Вещи, что Тави говорит
Верные вещи (Loyal Things)
Видеоролик недоступен
Двери лифта распахиваются, и первое, что я вижу, это бледное лицо Бон-Бон. Она поворачивается к нам, голос сыплется сине-золотыми обрывками.
– Винил! – она сглатывает. – Он умом тронулся! Возомнил себе, будто может просто сбежать с Октавией на спине!
– Уверяю вас, юная леди, ничем я не тронулся.
Я пробегаю мимо Бон-Бон, пронзая взглядом отделение интенсивной терапии. Группа медсестёр и санитарок неловко ёрзает в сторонке, в то время как Опуленс и его слуги катят дорогие, изготовленные на заказ носилки в ту самую палату, из которой доносится тяжёлое дыхание цвета индиго.

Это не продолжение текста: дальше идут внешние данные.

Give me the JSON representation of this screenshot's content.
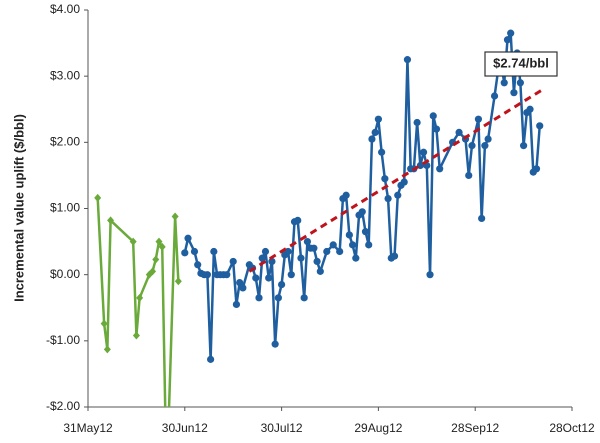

– Медсестра Редхарт заверяет, что, благодаря её терапии, Октавия придёт в норму в течение нескольких часов, – седеющий жеребец поправляет манжеты рукавов своего костюма и вздыхает. – Я хочу, чтобы она вернулась домой, где её будет окружать роскошь, вместо того чтобы продолжать находиться в этом... стерильном саркофаге.
– Только вот, этот затхлый саркофаг спас её жизнь, приятель! – срывается голос Лиры.

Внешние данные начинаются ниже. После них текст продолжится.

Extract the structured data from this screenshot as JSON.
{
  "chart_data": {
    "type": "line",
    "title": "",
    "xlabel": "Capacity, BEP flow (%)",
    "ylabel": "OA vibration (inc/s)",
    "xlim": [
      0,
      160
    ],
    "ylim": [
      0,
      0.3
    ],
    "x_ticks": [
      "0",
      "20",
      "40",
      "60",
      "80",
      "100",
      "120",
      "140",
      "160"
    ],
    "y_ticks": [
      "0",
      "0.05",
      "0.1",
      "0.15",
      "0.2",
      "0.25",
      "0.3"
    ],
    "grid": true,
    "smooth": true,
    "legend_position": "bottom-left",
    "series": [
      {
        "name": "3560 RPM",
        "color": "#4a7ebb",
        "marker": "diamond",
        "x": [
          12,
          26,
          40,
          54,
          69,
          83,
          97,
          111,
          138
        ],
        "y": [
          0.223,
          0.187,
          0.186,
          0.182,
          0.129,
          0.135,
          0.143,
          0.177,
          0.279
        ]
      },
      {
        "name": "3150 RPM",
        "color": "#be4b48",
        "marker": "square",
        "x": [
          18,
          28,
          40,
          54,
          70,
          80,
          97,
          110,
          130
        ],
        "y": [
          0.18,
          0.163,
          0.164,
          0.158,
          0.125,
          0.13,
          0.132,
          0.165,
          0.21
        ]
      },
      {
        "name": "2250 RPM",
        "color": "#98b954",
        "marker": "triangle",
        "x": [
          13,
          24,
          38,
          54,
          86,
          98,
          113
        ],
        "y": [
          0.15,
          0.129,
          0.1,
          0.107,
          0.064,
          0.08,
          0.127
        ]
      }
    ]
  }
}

– Мммм... действительно. И за это больница Понивиля заслужила моё глубокое уважение, – говорит он. – Но в дальнейшей опеке нет никакой необходимости. При всём моём уважении, моя дочь заслуживает уюта... не говоря уже о здоровой дозе реальности. И в этом городе она ни того, ни другого не получит.
– Чего?! – Лира моргает.
– Этот... продолжительный отпуск Октавии здесь, в Понивиле, был крайне любопытным экспериментом, но не более. Всё, что он принёс ей, это нищета и несчастья, – Опуленс качает головой. – Что ж, с этим покончено. Она – Мелоди, и я не потерплю того, чтобы её страдания на этой… грязевой ферме продолжались.
– Вы вообще себя слышите?! – Лира усиленно моргает. – Вы собираетесь увезти Октавию от её карьеры! От её друзей!
– Большинство чистилищ раскрашены в приятные глазу цвета, – зевает Опуленс, жестом приказывая слугам вкатить носилки в палату Октавии. – В конце концов, именно такие цвета и выманили Октавию из её поместья. Но я прощающий отец. Её примут обратно в Троттингем с радостью и предоставят все удобства Дома Мелоди. Всё будет так, будто последних десяти лет никогда не было.
– О... конечно, и это же так здо́рово, – шипит Лира, нахмурившись. – Просто взять полный контроль над всеми решениями своей дочери, словно она какая-то заводная игрушка, которой можно управлять, как заблагорассудится!
– Слова истинного поэта, – бубнит Опуленс. – Побирающегося поэта, – он прищуривается на Лиру. – Как там тебя звали?
– Хартстрингс. Лира Харт…
– Если вы не Мелоди, то этот разговор окончен.
Пока Лира стискивает зубы, Бон-Бон расхаживает взад-вперёд, тяжело дыша.
– Разве... разве мы не можем что-нибудь сделать?! – она смотрит на меня. – Принцесса! Винил, приведи Твайла…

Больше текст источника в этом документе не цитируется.